Il Tribunale aveva accolto la domanda del Vigile che lamentava la sottostima del grado di invalidità complessivo accertato in sede tecnica, segnatamente con riferimento all’indice di invalidità permanente e alla commisurazione del danno biologico, attribuendo al ricorrente un grado d’invalidità calcolato nella misura del 33%; la predetta percentuale era stata confermata dalla Corte d’appello, in seguito alla rinnovazione della consulenza medico legale, sia per il deficit funzionale derivato dalla frattura del femore sia per la presenza di mezzi di sintesi incidenti sulla misura del danno biologico.
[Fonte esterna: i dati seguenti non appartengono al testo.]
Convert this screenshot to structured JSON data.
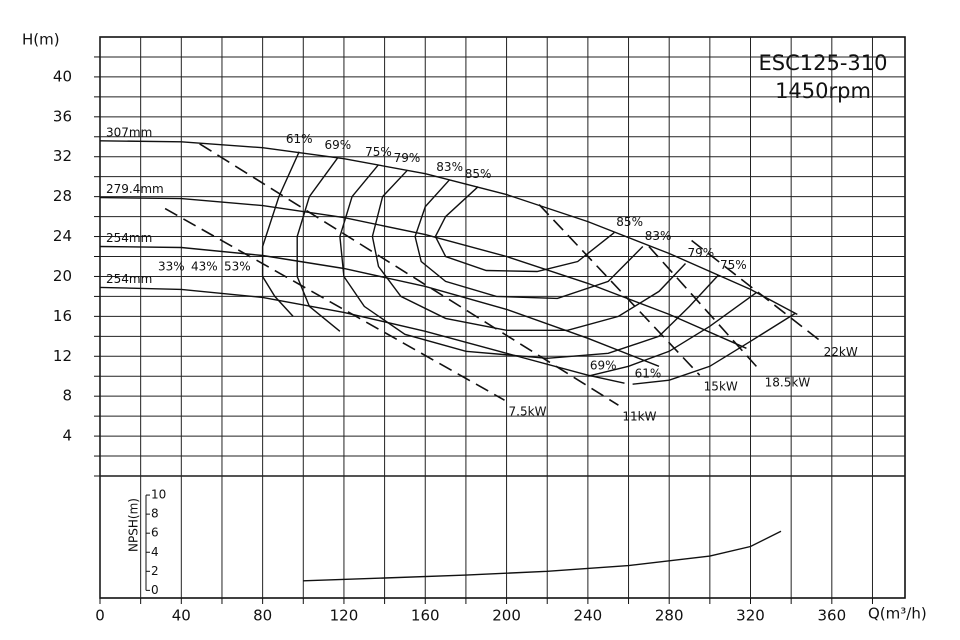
{
  "chart_data": [
    {
      "type": "line",
      "title": "ESC125-310",
      "subtitle": "1450rpm",
      "y_label": "H(m)",
      "xlim": [
        0,
        396
      ],
      "xgrid": [
        0,
        20,
        40,
        60,
        80,
        100,
        120,
        140,
        160,
        180,
        200,
        220,
        240,
        260,
        280,
        300,
        320,
        340,
        360,
        380
      ],
      "ylim": [
        0,
        44
      ],
      "yticks": [
        4,
        8,
        12,
        16,
        20,
        24,
        28,
        32,
        36,
        40
      ],
      "ygrid": [
        0,
        2,
        4,
        6,
        8,
        10,
        12,
        14,
        16,
        18,
        20,
        22,
        24,
        26,
        28,
        30,
        32,
        34,
        36,
        38,
        40,
        42
      ],
      "color": "#000000",
      "series": [
        {
          "name": "307mm",
          "x": [
            0,
            40,
            80,
            120,
            160,
            200,
            240,
            280,
            320,
            343
          ],
          "values": [
            33.6,
            33.5,
            32.9,
            31.8,
            30.3,
            28.2,
            25.5,
            22.3,
            18.7,
            16.2
          ]
        },
        {
          "name": "279.4mm",
          "x": [
            0,
            40,
            80,
            120,
            160,
            200,
            240,
            280,
            318
          ],
          "values": [
            27.9,
            27.8,
            27.1,
            25.9,
            24.2,
            22,
            19.3,
            16.2,
            12.8
          ]
        },
        {
          "name": "254mm",
          "x": [
            0,
            40,
            80,
            120,
            160,
            200,
            240,
            275
          ],
          "values": [
            23,
            22.9,
            22.1,
            20.8,
            19,
            16.7,
            13.8,
            11
          ]
        },
        {
          "name": "254mm",
          "x": [
            0,
            40,
            80,
            120,
            160,
            200,
            240,
            258
          ],
          "values": [
            18.9,
            18.7,
            17.9,
            16.4,
            14.5,
            12.3,
            10.1,
            9.3
          ]
        }
      ],
      "efficiency": [
        {
          "name": "61%",
          "x": [
            98,
            88,
            80,
            80,
            86,
            95,
            null,
            342,
            320,
            300,
            280,
            262
          ],
          "values": [
            32.5,
            28,
            23,
            20,
            18,
            16,
            null,
            16.3,
            13.5,
            11,
            9.6,
            9.2
          ]
        },
        {
          "name": "69%",
          "x": [
            117,
            103,
            97,
            97,
            103,
            118,
            null,
            323,
            300,
            280,
            260,
            240
          ],
          "values": [
            31.9,
            28,
            24,
            20,
            17,
            14.5,
            null,
            18.4,
            15,
            12.5,
            11,
            10
          ]
        },
        {
          "name": "75%",
          "x": [
            137,
            124,
            118,
            120,
            130,
            150,
            180,
            220,
            250,
            275,
            290,
            304
          ],
          "values": [
            31.2,
            28,
            24,
            20,
            17,
            14.2,
            12.5,
            11.8,
            12.3,
            14,
            17,
            20.1
          ]
        },
        {
          "name": "79%",
          "x": [
            151,
            139,
            134,
            137,
            148,
            170,
            200,
            230,
            255,
            275,
            288
          ],
          "values": [
            30.6,
            28,
            24,
            21,
            18,
            15.8,
            14.6,
            14.6,
            16,
            18.5,
            21.3
          ]
        },
        {
          "name": "83%",
          "x": [
            172,
            160,
            155,
            158,
            170,
            195,
            225,
            250,
            267
          ],
          "values": [
            29.7,
            27,
            24,
            21.5,
            19.5,
            18,
            17.8,
            19.5,
            23
          ]
        },
        {
          "name": "85%",
          "x": [
            186,
            170,
            165,
            170,
            190,
            215,
            235,
            253
          ],
          "values": [
            29,
            26,
            24,
            22,
            20.6,
            20.5,
            21.5,
            24.4
          ]
        }
      ],
      "efficiency_low": [
        "33%",
        "43%",
        "53%"
      ],
      "power": [
        {
          "name": "7.5kW",
          "x": [
            32,
            199
          ],
          "values": [
            26.8,
            7.6
          ]
        },
        {
          "name": "11kW",
          "x": [
            49,
            255
          ],
          "values": [
            33.3,
            7.1
          ]
        },
        {
          "name": "15kW",
          "x": [
            216,
            295
          ],
          "values": [
            27.2,
            10.1
          ]
        },
        {
          "name": "18.5kW",
          "x": [
            270,
            325
          ],
          "values": [
            23,
            10.5
          ]
        },
        {
          "name": "22kW",
          "x": [
            291,
            354
          ],
          "values": [
            23.6,
            13.6
          ]
        }
      ]
    },
    {
      "type": "line",
      "y_label": "NPSH(m)",
      "x_label": "Q(m³/h)",
      "xlim": [
        0,
        396
      ],
      "xticks": [
        0,
        40,
        80,
        120,
        160,
        200,
        240,
        280,
        320,
        360
      ],
      "xgrid": [
        0,
        20,
        40,
        60,
        80,
        100,
        120,
        140,
        160,
        180,
        200,
        220,
        240,
        260,
        280,
        300,
        320,
        340,
        360,
        380
      ],
      "ylim": [
        -0.8,
        12
      ],
      "yticks": [
        0,
        2,
        4,
        6,
        8,
        10
      ],
      "color": "#000000",
      "x": [
        100,
        140,
        180,
        220,
        260,
        300,
        320,
        335
      ],
      "values": [
        1,
        1.3,
        1.6,
        2,
        2.6,
        3.6,
        4.6,
        6.2
      ]
    }
  ]
}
Il Collegio distrettuale, tuttavia, aveva riformato la pronuncia di prime cure per non avere quest’ultima considerato che il superamento della soglia del 25% della complessiva invalidità avrebbe comportato altresì il riconoscimento dell’assegno ai sensi dell’art. 2, I. n. 407 del 1998 a decorrere dall’1 gennaio 2006, nonché dello speciale assegno vitalizio ai sensi dell’art. 5, co.3, I. n.206 del 2004 a decorrere dall’1 gennaio 2008 con attribuzione degli accessori di legge sui ratei scaduti.

Nel rivolgersi alla Suprema Corte, il dicastero lamentava “omesso esame circa un fatto decisivo per il giudizio che è stato oggetto di discussione tra le parti”, in riferimento alla circostanza per cui la Corte territoriale non avrebbe considerato che il Vigile del fuoco, dispensato dal servizio per inidoneità legata all’infarto del miocardio occorsogli nel 2009, era stato in seguito ritenuto dal Tar pienamente idoneo al servizio operativo nel Corpo Nazionale dei Vigili del Fuoco, quale componente delle squadre operative e dei servizi di vigilanza antincendio; rilevava che l’omessa valutazione di una siffatta decisione avrebbe determinato una contraddittorietà della motivazione per il fatto che il danneggiato, ritenuto incondizionatamente idoneo ai servizi operativi, fosse stato dichiarato invalido ‘con una percentuale superiore al 24%”.

Il Ministero deduceva, inoltre, che la Corte territoriale avrebbe adottato nel 2015 una decisione incompatibile con le risultanze della sentenza del Tar del 2013, passata in giudicato in quanto non appellata.

Gli Ermellini non hanno ritenuto di aderire alle argomentazioni proposte.

Risulta in atti che la questione relativa alla presunta incompatibilità tra indennizzo quale vittima del dovere e idoneità al servizio costituiva parte del thema decidendum fin dal primo grado di giudizio; la sentenza del Tribunale, riportata nel controricorso dava conto del rigetto della domanda proposta in tal senso dall’Avvocatura dello Stato, motivata con una statuizione di sostanziale neutralità del giudizio rispetto all’idoneità o meno alla mansione rispetto alla quantificazione dei postumi del danno conseguente all’attività di soccorso prestata nel 1987 dal vigile del fuoco, che la competente commissione aveva accertato con una quantificazione inferiore in applicazione di criteri di calcolo ritenuti erronei alla luce del d.P.R. n.181 del 2009; la domanda, riproposta in appello dalla difesa del Ministero, era stata nuovamente rigettata con una motivazione che, nel confermare la conclusione di primo grado sulla quantificazione complessiva dell’invalidità al 33%, aveva concluso che la valutazione sul grado di invalidità “…non può certo ritenersi scalfita dalle argomentazioni formulate dal Ministero appellante”, incentrate unicamente sull’idoneità della controparte “allo svolgimento del servizio di Vigile del Fuoco”; doveva, pertanto, ritenersi che sul punto vi fosse una “doppia conforme”.

Quanto al secondo motivo, invece, la Corte d’appello, recependo integralmente gli esiti della consulenza medico legale disposta nel grado, aveva affermato che non sussisteva attinenza tra l’idoneità al lavoro, valutata in relazione ai postumi di una patologia cardiaca che aveva comportato la dispensa dal servizio, e l’attribuzione del grado d’invalidità permanente ai fini del trattamento riservato alle vittime del dovere; nessuna incompatibilità può, infatti, ritenersi sussistente tra gli esiti di due vicende processuali, evolute su piani concettualmente diversi: la prima concernente la revisione da parte del Giudice dell’appello del punteggio di invalidità complessiva riconosciuto al Vigile del fuoco, la seconda riguardante il ripristino incondizionato dell’idoneità ai servizi operativi in capo allo stesso, quale effetto di un giudicato amministrativo.